4. Whether, having regard to section 28(2)
of the Inquiries Act 2005, the second respondent has any power to order any
such inquiry or an analogous inquiry."
[32] The petitioners refrained from doing so. By letter dated 31 January 2007, addressed to the solicitor to the Scottish Executive (now the Scottish Government), who acts for both respondents, the solicitors for the petitioners intimated that senior counsel for the petitioners considered that the only issue that should be debated at the continued first hearings was whether or not the actions of the respondents since the deaths of Mrs. O'Hara and Mr. Black had been compatible with the obligations on them under Article 2 of the European Convention on Human Rights in relation to the each of the petitioners. It was explained that senior counsel took the view that the other issues raised by the respondents were premature and/or academic, pending a ruling by the Court as to whether the respondents had acted in breach of Article 2.
[33] As set out in their written pleadings the orders sought by the petitioners in each of the petitions are in the following terms: -
"(a) Reduction of the decision of the first respondent intimated by letter dated 15 June 2006 from the Deputy Crown Agent to the petitioner's solicitor to refuse to order an inquiry under the 1976 Act into the death of the late Eileen O'Hara (David Black).
(b) Reduction of the decision of the second respondents intimated by press release dated 16 June 2006 and circulated in the name and under the authority of the Health Minister, Mr. Andy Kerr MSP, to refuse to order an inquiry under the 2005 Act into the death of persons such as the late Eileen O'Hara (David Black) who died consequent upon her infection with Hepatitis C through NHS treatment in Scotland;
(c) Declarator that the petitioner is entitled to an independent, effective, and reasonably prompt public inquiry into the death of Eileen O'Hara (David Black), and at which her (his) next of kin can be legally represented, provided with the relevant material and able to cross-examine the principal witnesses, and that a failure on the part of the respondents to provide such an inquiry is incompatible with Article 2 of the European Convention on Human Rights and accordingly ultra vires of section 57(2) of the Scotland Act 1998;
(d) An order ordaining the respondents to cause such an inquiry to be held, by such procedure, and within such period, as the Court may determine."

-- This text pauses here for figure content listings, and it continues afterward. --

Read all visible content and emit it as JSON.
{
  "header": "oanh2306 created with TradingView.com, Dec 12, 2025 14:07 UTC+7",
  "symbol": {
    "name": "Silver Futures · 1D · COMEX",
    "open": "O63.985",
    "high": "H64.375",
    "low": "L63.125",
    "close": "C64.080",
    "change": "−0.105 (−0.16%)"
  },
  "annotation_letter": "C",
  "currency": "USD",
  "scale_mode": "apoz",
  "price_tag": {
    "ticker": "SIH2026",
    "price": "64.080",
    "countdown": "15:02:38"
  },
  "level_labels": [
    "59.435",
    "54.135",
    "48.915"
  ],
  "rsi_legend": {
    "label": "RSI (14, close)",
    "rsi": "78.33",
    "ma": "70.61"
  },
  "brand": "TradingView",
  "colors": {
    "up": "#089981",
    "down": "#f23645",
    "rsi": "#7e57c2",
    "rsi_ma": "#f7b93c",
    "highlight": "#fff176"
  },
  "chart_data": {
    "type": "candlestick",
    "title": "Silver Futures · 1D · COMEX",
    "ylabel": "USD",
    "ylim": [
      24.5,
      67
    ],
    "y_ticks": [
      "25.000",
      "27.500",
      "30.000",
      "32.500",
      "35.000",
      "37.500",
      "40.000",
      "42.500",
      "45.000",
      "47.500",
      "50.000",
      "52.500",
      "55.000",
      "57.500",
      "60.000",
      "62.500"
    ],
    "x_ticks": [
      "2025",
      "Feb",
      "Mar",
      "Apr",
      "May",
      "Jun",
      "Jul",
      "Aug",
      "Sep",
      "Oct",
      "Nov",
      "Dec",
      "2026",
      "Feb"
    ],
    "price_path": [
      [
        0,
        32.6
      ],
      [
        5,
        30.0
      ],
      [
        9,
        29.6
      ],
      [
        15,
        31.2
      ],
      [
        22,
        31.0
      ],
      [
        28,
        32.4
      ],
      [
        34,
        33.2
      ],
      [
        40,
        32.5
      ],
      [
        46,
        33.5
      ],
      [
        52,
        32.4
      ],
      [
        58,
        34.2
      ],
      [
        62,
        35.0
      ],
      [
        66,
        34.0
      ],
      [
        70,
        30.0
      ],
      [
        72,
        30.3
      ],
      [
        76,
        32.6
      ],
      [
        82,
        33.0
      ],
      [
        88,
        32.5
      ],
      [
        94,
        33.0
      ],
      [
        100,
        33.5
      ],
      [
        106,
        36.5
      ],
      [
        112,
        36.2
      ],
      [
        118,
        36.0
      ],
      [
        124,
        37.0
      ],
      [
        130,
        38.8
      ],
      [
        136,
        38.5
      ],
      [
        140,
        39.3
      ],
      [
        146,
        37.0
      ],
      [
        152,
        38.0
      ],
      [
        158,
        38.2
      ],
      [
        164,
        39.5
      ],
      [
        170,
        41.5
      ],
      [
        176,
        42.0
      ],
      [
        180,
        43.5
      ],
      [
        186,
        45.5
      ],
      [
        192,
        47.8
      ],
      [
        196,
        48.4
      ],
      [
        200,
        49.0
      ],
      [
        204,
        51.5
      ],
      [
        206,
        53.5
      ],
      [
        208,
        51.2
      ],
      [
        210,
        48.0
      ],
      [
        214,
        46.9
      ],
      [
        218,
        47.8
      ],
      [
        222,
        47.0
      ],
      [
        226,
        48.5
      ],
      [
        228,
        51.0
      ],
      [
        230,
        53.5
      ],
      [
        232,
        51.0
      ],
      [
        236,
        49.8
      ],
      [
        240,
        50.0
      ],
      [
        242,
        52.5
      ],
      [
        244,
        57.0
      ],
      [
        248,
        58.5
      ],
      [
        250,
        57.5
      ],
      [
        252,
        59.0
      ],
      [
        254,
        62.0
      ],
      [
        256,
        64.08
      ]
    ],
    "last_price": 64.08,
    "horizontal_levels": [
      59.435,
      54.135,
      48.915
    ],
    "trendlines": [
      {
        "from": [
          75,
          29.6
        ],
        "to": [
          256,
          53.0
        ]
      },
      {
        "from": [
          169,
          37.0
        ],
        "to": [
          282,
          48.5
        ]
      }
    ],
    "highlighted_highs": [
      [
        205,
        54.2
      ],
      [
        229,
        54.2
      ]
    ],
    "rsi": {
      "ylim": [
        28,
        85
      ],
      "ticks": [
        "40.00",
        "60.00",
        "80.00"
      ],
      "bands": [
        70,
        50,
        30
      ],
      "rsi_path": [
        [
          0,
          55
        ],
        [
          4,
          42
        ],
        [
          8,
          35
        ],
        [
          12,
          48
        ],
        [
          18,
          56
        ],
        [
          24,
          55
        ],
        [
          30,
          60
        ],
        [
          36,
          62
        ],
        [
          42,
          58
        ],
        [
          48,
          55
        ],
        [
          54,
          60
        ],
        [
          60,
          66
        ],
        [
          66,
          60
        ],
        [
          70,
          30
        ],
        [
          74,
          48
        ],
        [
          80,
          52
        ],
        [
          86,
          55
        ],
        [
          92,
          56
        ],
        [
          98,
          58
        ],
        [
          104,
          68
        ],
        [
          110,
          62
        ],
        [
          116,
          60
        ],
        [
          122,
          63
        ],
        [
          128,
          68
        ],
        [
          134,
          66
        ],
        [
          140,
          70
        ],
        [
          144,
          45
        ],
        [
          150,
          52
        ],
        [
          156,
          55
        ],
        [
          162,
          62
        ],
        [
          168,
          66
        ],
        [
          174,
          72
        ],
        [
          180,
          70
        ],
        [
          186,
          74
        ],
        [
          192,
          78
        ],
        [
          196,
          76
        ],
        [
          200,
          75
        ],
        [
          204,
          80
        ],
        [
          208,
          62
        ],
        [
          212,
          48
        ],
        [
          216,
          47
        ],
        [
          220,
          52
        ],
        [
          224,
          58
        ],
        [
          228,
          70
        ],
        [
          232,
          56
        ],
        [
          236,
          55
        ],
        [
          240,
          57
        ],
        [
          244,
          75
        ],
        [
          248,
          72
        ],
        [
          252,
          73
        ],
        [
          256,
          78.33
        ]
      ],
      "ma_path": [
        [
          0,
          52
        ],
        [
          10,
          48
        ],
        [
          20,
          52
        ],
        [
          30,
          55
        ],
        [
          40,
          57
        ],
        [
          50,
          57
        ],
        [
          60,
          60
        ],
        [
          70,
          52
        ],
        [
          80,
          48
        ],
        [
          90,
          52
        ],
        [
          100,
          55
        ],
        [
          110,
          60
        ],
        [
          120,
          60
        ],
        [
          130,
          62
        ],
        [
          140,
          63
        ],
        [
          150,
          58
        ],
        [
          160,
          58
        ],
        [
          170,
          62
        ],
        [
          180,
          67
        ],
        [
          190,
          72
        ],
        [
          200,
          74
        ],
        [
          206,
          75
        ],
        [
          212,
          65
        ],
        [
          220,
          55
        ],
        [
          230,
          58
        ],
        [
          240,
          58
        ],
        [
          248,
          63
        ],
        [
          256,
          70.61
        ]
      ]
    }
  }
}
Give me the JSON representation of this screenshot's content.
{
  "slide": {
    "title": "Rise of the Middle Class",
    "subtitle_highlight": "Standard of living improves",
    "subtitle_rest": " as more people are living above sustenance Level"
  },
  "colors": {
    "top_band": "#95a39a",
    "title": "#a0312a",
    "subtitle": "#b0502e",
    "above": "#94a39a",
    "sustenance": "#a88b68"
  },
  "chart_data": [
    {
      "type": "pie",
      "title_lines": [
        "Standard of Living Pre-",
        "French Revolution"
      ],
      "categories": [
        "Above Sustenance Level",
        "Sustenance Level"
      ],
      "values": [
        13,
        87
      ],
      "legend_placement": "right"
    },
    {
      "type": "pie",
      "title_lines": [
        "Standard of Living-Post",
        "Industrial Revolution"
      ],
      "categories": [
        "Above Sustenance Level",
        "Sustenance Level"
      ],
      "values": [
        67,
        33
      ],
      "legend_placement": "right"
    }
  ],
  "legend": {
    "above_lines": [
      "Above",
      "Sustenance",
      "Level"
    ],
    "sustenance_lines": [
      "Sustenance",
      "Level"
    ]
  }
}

[34] In the event, in the written submissions which were lodged on behalf of the petitioners, to which senior counsel for the petitioners referred during his submissions before me, the motions made on behalf of the petitioners were as follows:-
(1) Under and in terms of plea in law 4 in
each petition for an order repelling the defences of each of the respondents on
the grounds of their fundamental irrelevance and lack of specification;
(2) Under
and in terms of plea in law 1 and 4 in each petition, for an order for
reduction of the decision of the first respondent,
the Lord Advocate, intimated by letter dated 15 June 2006 from the Deputy Crown
Agent to the petitioners' solicitor to refuse to order an inquiry under the
1976 Act into the deaths of the late Eileen O'Hara et separatim of the late David Black respectively;
(3) under and in terms of Plea in law 2 and 4 in each petition, for reduction of the decision of the second respondents, the Scottish Ministers, intimated by press release dated 16 June 2006 and circulated in the name and under the authority of the Health Minister, Mr. Andy Kerr MSP, to refuse to order an inquiry under the Inquiries Act 2005 into the death of persons such as the late Eileen O'Hara et separatim of the late David Black respectively who died consequent upon their infection with the Hepatitis C virus ("Hepatitis C virus") through NHS treatment in Scotland; and
(4) Under and in terms of Plea in law 3 and 4 in each petition, for an order ordaining the respondents to hold inquiries into the deaths of the late Eileen O'Hara et separatim of the late David Black under procedure which is compliant with the minimum requirements of Article 2 of the European Convention on Human Rights."
[35] During the continued first hearings senior counsel for the respondents invited me to deal with all the issues specified in the Lists of Issues previously lodged on behalf of the respondents.